The fixed-ratio combination of the two drugs insulin degludec and liraglutide (trade name: Xultophy) has been approved since September 2014 for adults with type 2 diabetes mellitus. It is given as an injection in addition to other blood-glucose lowering drugs when these alone or in combination with basal insulin are insufficient to lower blood glucose levels. The German Institute for Quality and Efficiency in Health Care (IQWiG) examined in a dossier assessment whether this fixed-ratio combination offers an added benefit over the appropriate comparator therapy.
Such an added benefit cannot be derived from the dossier, however, because the drug manufacturer presented no studies suitable for the assessment. One of the reasons was that the design of two important studies led to an unfair comparison.
G-BA distinguished between two research questions
The Federal Joint Committee (G-BA) distinguished between two treatment situations in its commission: Patients can use this new drug combination in addition to other oral antidiabetics (OADs) when either oral antidiabetic combination therapy with several OADs or OADs in combination with basal insulin do not provide adequate glycaemic control.
Majority of patients had received only one OAD before
The manufacturer conducted a randomized controlled trial for the first research question (DUAL I). However, the vast majority of the patients included in this study had only received one OAD (metformin) in monotherapy before and therefore did not comply with the population for which the G-BA had envisaged the assessment.
Furthermore, the patients in the control arm were not treated according to the appropriate comparator therapy specified by the G-BA. They did not receive human insulin, but an analogue (insulin degludec).
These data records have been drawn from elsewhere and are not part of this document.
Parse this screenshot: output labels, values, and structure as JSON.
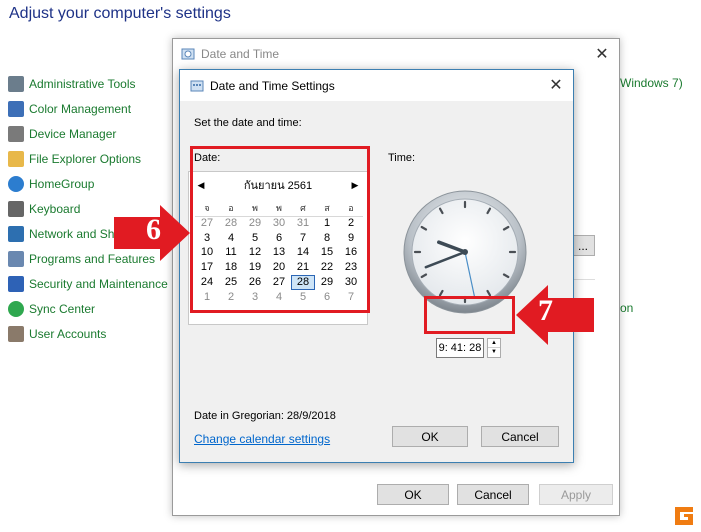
{
  "control_panel": {
    "title": "Adjust your computer's settings",
    "items": [
      {
        "label": "Administrative Tools",
        "icon": "admin-tools-icon"
      },
      {
        "label": "Color Management",
        "icon": "color-management-icon"
      },
      {
        "label": "Device Manager",
        "icon": "device-manager-icon"
      },
      {
        "label": "File Explorer Options",
        "icon": "folder-options-icon"
      },
      {
        "label": "HomeGroup",
        "icon": "homegroup-icon"
      },
      {
        "label": "Keyboard",
        "icon": "keyboard-icon"
      },
      {
        "label": "Network and Sha",
        "icon": "network-icon"
      },
      {
        "label": "Programs and Features",
        "icon": "programs-icon"
      },
      {
        "label": "Security and Maintenance",
        "icon": "flag-icon"
      },
      {
        "label": "Sync Center",
        "icon": "sync-icon"
      },
      {
        "label": "User Accounts",
        "icon": "user-accounts-icon"
      }
    ],
    "right_text_1": "Windows 7)",
    "right_text_2": "on"
  },
  "outer_dialog": {
    "title": "Date and Time",
    "ok_label": "OK",
    "cancel_label": "Cancel",
    "apply_label": "Apply"
  },
  "inner_dialog": {
    "title": "Date and Time Settings",
    "instruction": "Set the date and time:",
    "date_label": "Date:",
    "time_label": "Time:",
    "calendar": {
      "month_label": "กันยายน 2561",
      "days_of_week": [
        "จ",
        "อ",
        "พ",
        "พ",
        "ศ",
        "ส",
        "อ"
      ],
      "weeks": [
        [
          "27",
          "28",
          "29",
          "30",
          "31",
          "1",
          "2"
        ],
        [
          "3",
          "4",
          "5",
          "6",
          "7",
          "8",
          "9"
        ],
        [
          "10",
          "11",
          "12",
          "13",
          "14",
          "15",
          "16"
        ],
        [
          "17",
          "18",
          "19",
          "20",
          "21",
          "22",
          "23"
        ],
        [
          "24",
          "25",
          "26",
          "27",
          "28",
          "29",
          "30"
        ],
        [
          "1",
          "2",
          "3",
          "4",
          "5",
          "6",
          "7"
        ]
      ],
      "selected": "28"
    },
    "time_value": "9: 41: 28",
    "gregorian_text": "Date in Gregorian: 28/9/2018",
    "link_text": "Change calendar settings",
    "ok_label": "OK",
    "cancel_label": "Cancel"
  },
  "annotations": {
    "step_6": "6",
    "step_7": "7",
    "color": "#e11b22"
  },
  "colors": {
    "link_green": "#1a7a2f",
    "title_blue": "#1e3287",
    "accent_blue": "#0066cc"
  }
}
Since the manufacturer has not shown that the treatment results of insulin degludec are transferable to human insulin, they cannot be used for the assessment.
Therapeutic strategy continued unchanged only in the comparator arm
For the second research question, the manufacturer used two randomized controlled trials (DUAL II and DUAL V). These were also not relevant for the assessment of the added benefit. As in DUAL I, the appropriate comparator therapy was not implemented in DUAL II either.
In addition, in DUAL II and DUAL V treatment was intensified by adding liraglutide only in the intervention arm, but not in the comparator arm. Here the therapeutic strategy with basal insulin was continued, and only dose adjustments were possible. This approach is not meaningful, however. The guidelines also recommend changing the strategy after three to six months if the target blood glucose levels are not met.
Above all, continuing the therapeutic strategy unchanged in only one arm, which in this study was the comparator arm, leads to an unfair comparison. Both studies are therefore unsuitable to derive conclusions on the added benefit of insulin degludec plus liraglutide.